I've replicated them myself with my own code, so I'm pretty confident. It doesn'...

kllrnohj · on Dec 1, 2020

> Pretty stunning to have latencies that low on a low end $700 mac mini that embarrasses machines that costs 10x that much. Even high end Epyc machines (200 watt TDP) with 8 x 64 bit memory channels have to try hard to get a cacheline every 10ns.

Eh? That's not how memory latency works. The cheaper consumer chips with "non-spec" RAM and without ECC are regularly better here than the enterprise stuff. This isn't something that scales with price.

sliken · on Dec 1, 2020

Sure, ECC and in particular registered memory does increase the latency a bit. But servers are designed for throughput and have multiple memory channels to better feed the large amount of cores involved, up to 64 cores for the new AMD epyc chips. The amazing thing is that the Apple M1 can fetch random cachelines almost as fast as a current AMD Epyc.

kllrnohj · on Dec 1, 2020

You're confusing throughput & latency here. More channels increases throughput, but doesn't improve latency.

The M1's memory bandwidth is ~68GB/s, which is of course a tiny fraction of AMD Epyc's ~200GB/s per socket.

Epyc's latency isn't even competitive with AMD's own consumer parts, so I'm really not sure why you're surprised that Epyc's latency is also worse than the M1's?

sliken · on Dec 1, 2020

I'm not surprised the latency on the M1 is better than Epyc, but it's near half of any other consumer part, like say the AMD Rzyen 5950x. When accessed in a TLB friendly way (not TLB thrashing) the M1 manages 30ns which is excellent.
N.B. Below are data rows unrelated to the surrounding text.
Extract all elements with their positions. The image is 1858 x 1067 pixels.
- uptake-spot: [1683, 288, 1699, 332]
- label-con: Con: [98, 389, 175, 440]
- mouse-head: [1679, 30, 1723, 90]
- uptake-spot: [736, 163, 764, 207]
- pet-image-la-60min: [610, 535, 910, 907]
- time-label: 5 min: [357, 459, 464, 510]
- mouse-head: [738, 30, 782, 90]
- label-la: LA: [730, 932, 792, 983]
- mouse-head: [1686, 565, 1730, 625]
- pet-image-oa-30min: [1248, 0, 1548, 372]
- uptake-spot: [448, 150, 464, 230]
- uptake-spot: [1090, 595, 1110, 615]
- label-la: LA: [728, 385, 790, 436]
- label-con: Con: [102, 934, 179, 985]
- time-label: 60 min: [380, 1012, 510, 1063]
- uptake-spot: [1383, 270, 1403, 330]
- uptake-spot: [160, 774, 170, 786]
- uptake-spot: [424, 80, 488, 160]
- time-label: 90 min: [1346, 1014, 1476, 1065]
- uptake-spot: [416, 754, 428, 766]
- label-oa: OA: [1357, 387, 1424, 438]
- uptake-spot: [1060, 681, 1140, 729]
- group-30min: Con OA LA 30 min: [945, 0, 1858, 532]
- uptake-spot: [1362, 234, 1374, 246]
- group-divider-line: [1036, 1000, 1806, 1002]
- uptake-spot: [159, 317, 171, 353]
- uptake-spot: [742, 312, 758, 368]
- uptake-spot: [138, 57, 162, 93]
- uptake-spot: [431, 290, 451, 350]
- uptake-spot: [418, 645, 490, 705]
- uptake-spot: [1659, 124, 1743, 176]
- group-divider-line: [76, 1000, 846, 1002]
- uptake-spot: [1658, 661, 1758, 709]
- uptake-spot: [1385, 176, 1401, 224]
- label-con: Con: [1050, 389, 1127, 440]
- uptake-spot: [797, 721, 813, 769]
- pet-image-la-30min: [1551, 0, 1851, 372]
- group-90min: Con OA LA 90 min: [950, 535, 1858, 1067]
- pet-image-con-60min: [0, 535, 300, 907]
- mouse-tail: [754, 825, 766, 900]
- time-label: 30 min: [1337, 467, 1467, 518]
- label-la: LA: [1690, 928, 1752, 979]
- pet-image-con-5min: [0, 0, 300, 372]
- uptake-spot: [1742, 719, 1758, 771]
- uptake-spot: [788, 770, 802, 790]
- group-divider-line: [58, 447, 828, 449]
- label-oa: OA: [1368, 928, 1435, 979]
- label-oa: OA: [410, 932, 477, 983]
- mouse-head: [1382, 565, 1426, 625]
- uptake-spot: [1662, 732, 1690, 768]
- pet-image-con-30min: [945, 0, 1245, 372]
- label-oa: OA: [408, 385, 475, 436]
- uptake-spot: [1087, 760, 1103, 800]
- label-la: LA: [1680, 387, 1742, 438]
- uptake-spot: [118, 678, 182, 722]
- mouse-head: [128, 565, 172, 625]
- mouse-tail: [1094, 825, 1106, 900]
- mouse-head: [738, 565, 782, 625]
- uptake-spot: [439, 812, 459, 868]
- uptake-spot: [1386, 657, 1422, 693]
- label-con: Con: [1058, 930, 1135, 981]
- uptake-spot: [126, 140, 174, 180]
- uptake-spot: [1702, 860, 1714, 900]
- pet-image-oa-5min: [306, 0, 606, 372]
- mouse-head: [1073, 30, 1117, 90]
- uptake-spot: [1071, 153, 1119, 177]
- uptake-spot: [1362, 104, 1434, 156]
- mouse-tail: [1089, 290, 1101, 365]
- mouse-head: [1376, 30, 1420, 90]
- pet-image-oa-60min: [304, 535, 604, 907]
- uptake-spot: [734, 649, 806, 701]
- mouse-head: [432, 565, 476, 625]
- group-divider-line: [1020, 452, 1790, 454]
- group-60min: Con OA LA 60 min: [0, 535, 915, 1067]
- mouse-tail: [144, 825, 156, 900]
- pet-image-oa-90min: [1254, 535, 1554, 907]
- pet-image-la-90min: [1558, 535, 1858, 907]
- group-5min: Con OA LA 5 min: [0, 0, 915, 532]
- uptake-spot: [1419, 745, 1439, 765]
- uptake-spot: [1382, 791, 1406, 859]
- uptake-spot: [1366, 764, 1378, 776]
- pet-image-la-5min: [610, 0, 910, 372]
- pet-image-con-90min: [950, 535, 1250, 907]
Even more impressively is that the random cacheline throughput is also excellent. So if all 8 cores have a cache miss the M1 memory system is very good at keeping multiple pending requests in flight to achieve surprisingly good throughput. Granted this isn't pure latency, so I call it throughput. Getting a random cacheline per 12ns is quite good, especially for a cheap low power system. Normally getting more than 2 memory channels on a desktop requires something exotic like an AMD threadripper.